Abstract 636P
Background
Envafolimab is a humanized single-domain anti- PD-L1 antibody which is administered subcutaneously (SC). Suvemcitug is a humanized monoclonal antibody against vascular endothelial growth factor (VEGF). This study aims to assess the efficacy and safety of the combination of envafolimab and suvemcitug with chemotherapy as second-line or later therapy in patients (pts) with advanced or recurrent MSS/ pMMR mCRC.
Methods
This was an open-label, multi-cohort, multicenter, phase II trial conducted in China. Eligible pts had received at least one prior line of treatment for MSS/pMMR mCRC and were treated with envafolimab plus suvemcitug and FOLFIRI (Irinotecan, Leucovorin, and 5-Fluorouracil). The primary endpoint was objective response rate (ORR). Secondary endpoints included duration of overall response (DoR), disease control rate (DCR), and progression-free survival (PFS) and safety.
Results
As of March 31,2023, 20 pts with MSS/pMMR mCRC were enrolled. 25.0% pts (5/20) received two prior therapies and 50.0% pts (10/20) were prior treated with antiangiogenic agents. The confirmed ORR was 25.0% (95% CI 8.7%-49.1%). DCR was 90.0% (95% CI 68.3%-98.8%). With a median follow-up time of 8.0 months (IQR 6.9-9.8), the median PFS was 5.6 months (95% CI 4.01-7.59) and DoR was 4.1 months (95% CI 3.02-NE).
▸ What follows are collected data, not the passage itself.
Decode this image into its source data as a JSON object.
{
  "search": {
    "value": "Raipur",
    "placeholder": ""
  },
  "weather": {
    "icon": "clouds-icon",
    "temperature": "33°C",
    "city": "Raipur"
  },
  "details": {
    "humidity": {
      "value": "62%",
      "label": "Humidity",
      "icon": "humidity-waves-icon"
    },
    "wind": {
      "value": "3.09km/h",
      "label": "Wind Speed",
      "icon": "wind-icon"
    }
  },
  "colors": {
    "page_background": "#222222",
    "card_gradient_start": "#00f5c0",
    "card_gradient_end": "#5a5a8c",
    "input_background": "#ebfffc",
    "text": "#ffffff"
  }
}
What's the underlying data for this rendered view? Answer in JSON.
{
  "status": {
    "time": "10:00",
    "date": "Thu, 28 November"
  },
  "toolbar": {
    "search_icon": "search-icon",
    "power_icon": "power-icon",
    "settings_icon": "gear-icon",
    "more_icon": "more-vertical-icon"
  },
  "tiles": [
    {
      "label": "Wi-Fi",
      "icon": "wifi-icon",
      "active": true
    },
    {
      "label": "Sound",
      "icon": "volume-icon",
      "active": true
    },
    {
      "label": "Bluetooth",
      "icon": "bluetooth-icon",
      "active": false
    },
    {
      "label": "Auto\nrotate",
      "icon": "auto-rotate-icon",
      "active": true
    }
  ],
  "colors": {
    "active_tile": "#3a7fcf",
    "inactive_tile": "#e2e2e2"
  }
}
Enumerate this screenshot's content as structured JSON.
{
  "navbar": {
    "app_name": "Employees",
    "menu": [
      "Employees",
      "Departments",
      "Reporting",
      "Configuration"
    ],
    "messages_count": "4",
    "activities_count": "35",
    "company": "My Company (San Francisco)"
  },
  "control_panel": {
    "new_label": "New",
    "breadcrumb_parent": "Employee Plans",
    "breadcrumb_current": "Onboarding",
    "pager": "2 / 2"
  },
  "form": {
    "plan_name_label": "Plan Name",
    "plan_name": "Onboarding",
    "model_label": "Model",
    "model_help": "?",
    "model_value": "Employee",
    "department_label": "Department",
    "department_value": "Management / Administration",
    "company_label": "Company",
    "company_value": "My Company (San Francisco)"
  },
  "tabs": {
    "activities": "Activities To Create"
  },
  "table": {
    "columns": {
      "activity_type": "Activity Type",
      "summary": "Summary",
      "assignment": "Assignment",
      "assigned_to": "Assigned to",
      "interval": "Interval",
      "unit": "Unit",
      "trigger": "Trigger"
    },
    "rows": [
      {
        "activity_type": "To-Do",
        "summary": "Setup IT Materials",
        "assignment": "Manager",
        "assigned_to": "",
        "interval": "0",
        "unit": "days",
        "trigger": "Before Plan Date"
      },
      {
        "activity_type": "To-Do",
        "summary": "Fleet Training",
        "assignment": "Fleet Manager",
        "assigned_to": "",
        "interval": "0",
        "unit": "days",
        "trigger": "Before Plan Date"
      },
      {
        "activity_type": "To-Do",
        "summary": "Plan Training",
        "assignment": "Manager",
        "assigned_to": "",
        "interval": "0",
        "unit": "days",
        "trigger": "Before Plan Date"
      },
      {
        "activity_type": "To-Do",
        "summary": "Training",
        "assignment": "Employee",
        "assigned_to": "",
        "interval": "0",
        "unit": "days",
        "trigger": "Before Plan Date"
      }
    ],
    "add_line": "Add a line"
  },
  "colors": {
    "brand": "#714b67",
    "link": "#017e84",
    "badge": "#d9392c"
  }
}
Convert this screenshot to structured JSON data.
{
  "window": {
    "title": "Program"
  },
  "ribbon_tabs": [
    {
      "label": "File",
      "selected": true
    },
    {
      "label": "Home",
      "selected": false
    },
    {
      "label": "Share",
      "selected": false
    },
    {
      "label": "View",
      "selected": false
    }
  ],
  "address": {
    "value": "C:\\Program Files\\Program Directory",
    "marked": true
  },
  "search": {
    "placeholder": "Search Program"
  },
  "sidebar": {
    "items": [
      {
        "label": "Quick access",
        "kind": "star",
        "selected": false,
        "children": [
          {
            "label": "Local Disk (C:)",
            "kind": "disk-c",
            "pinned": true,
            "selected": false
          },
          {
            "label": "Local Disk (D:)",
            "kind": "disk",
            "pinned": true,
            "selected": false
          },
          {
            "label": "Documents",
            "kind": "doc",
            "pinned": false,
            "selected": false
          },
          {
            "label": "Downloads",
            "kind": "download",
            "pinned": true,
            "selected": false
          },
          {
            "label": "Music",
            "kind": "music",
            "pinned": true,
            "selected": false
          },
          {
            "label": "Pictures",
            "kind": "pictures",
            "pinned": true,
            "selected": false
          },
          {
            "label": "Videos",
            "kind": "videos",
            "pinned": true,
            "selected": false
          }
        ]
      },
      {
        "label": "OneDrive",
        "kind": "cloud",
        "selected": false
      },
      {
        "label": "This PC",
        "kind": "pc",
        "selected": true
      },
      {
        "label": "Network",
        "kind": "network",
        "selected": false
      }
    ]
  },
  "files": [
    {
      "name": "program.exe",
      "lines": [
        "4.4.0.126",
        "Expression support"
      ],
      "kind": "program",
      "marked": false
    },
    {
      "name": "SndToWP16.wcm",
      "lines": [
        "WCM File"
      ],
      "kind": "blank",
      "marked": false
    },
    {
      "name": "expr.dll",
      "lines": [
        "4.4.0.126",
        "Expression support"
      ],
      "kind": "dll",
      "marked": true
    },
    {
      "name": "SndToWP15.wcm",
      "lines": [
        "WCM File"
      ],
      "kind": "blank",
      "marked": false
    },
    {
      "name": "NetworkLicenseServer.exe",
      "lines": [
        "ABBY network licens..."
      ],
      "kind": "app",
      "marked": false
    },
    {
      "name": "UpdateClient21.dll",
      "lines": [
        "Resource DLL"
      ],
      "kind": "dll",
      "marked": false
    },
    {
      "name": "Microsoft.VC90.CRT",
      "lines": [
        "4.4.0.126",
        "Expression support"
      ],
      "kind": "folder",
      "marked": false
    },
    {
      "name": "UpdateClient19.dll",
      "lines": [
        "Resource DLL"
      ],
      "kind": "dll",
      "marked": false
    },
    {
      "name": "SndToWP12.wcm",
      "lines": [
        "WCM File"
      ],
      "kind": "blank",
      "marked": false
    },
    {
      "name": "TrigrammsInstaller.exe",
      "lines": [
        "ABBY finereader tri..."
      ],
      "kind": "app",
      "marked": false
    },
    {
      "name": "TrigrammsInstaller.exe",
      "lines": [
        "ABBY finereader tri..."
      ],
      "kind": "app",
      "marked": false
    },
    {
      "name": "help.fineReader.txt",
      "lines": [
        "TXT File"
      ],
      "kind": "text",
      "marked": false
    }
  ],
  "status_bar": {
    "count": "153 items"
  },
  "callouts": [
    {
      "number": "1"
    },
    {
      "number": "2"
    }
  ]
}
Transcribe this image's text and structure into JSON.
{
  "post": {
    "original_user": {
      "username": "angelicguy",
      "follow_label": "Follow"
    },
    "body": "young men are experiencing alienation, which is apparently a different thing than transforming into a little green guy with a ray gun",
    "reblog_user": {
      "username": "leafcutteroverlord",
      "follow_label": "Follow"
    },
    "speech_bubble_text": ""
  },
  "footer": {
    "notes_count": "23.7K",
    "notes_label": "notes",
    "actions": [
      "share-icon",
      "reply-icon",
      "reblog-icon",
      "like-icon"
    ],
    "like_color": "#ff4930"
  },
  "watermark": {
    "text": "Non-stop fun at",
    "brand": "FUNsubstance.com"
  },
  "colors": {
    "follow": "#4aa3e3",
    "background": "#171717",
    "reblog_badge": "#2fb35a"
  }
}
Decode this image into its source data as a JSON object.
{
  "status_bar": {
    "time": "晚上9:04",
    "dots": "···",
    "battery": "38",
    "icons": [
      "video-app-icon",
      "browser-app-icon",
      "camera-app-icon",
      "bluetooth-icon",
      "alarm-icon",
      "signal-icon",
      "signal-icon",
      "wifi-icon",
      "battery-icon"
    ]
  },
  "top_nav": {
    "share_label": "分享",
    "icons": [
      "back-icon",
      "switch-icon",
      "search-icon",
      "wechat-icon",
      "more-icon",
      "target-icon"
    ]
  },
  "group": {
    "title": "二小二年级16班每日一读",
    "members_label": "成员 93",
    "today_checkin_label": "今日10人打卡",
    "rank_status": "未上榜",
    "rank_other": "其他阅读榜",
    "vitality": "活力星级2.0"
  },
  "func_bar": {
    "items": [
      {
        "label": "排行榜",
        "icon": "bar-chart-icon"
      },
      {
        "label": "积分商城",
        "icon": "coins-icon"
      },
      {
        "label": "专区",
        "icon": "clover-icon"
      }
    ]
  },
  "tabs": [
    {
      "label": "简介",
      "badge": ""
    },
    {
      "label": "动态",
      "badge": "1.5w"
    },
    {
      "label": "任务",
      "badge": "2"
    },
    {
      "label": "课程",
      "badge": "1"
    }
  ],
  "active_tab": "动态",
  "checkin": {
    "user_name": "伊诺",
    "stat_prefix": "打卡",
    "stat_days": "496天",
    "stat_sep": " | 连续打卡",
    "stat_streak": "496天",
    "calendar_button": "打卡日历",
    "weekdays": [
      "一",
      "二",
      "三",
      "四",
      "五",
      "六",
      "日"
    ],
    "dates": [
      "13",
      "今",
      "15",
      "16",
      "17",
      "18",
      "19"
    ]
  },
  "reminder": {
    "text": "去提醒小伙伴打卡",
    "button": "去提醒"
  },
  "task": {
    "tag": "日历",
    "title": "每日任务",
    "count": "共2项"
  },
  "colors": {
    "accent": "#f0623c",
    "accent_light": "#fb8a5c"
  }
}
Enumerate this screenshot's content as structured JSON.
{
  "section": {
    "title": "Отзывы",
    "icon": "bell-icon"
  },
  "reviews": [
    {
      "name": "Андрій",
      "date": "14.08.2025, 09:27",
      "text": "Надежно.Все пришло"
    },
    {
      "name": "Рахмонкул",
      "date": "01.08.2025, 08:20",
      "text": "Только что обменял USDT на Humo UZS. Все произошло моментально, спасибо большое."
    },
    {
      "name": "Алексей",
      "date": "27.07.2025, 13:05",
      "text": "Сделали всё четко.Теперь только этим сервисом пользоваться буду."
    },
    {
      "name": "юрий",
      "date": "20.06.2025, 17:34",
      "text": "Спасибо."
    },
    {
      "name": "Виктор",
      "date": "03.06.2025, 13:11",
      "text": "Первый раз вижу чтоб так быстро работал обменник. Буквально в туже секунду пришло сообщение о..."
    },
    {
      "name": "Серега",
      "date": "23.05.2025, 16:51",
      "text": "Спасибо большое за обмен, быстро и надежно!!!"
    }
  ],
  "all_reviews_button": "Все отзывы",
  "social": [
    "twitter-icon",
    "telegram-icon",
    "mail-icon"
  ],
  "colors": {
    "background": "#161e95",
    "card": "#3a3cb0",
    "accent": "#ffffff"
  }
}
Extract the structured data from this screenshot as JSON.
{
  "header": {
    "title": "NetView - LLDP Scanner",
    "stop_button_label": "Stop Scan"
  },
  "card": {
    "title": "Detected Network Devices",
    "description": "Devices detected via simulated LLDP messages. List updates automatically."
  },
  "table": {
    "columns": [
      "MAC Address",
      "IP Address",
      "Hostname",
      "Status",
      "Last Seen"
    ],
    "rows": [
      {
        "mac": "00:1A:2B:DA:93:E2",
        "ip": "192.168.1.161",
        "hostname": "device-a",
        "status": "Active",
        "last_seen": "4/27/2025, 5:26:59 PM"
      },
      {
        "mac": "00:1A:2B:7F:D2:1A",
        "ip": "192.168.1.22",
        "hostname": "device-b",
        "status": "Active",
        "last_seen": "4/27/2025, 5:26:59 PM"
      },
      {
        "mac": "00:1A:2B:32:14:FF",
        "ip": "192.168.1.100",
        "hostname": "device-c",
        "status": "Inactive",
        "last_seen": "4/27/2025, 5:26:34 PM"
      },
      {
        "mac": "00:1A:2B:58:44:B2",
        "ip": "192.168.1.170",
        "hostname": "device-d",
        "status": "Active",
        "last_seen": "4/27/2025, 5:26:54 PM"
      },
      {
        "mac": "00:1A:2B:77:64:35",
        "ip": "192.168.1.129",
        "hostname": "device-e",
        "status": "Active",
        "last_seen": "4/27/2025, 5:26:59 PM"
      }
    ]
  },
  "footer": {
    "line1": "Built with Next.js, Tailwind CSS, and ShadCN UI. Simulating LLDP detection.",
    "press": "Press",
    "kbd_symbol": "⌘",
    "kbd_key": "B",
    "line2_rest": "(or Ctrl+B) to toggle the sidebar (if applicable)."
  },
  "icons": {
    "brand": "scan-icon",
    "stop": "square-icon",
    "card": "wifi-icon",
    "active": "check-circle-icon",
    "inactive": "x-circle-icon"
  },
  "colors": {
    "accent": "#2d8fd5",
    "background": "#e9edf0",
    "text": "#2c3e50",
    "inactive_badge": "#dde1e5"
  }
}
The most common grade ≥ 3 TRAEs were neutrophil count decreased (60.0%) and leucopenia (25.0%). No death was reported. Both envafolimab and suvemcitug showed similar pharmacokinetic profile to monotherapy. Biomarker analysis suggested APC wild type or TP53 mutation were associated with poor efficacy, while KRAS, PI3KCA, BRAC2, SMAD4 and AR mutations, which reported with poor response to immunotherapies, had no effect on the response.
Conclusions
To the best of our knowledge, this is the first study demonstrated promising antitumor activity and a manageable safety profile of immunotherapy plus anti-angiogenic agent and chemotherapy in pts with MSS/ pMMR mCRC who had failed at least one line of therapy. The results support further evaluation of the therapy in a larger population.
Clinical trial identification
NCT05148195.
Editorial acknowledgement
Legal entity responsible for the study
Shanghai Xianxiang Medical Technology Co., Ltd. and 3D Medicines Inc.
Funding
Has not received any funding.
Disclosure
All authors have declared no conflicts of interest.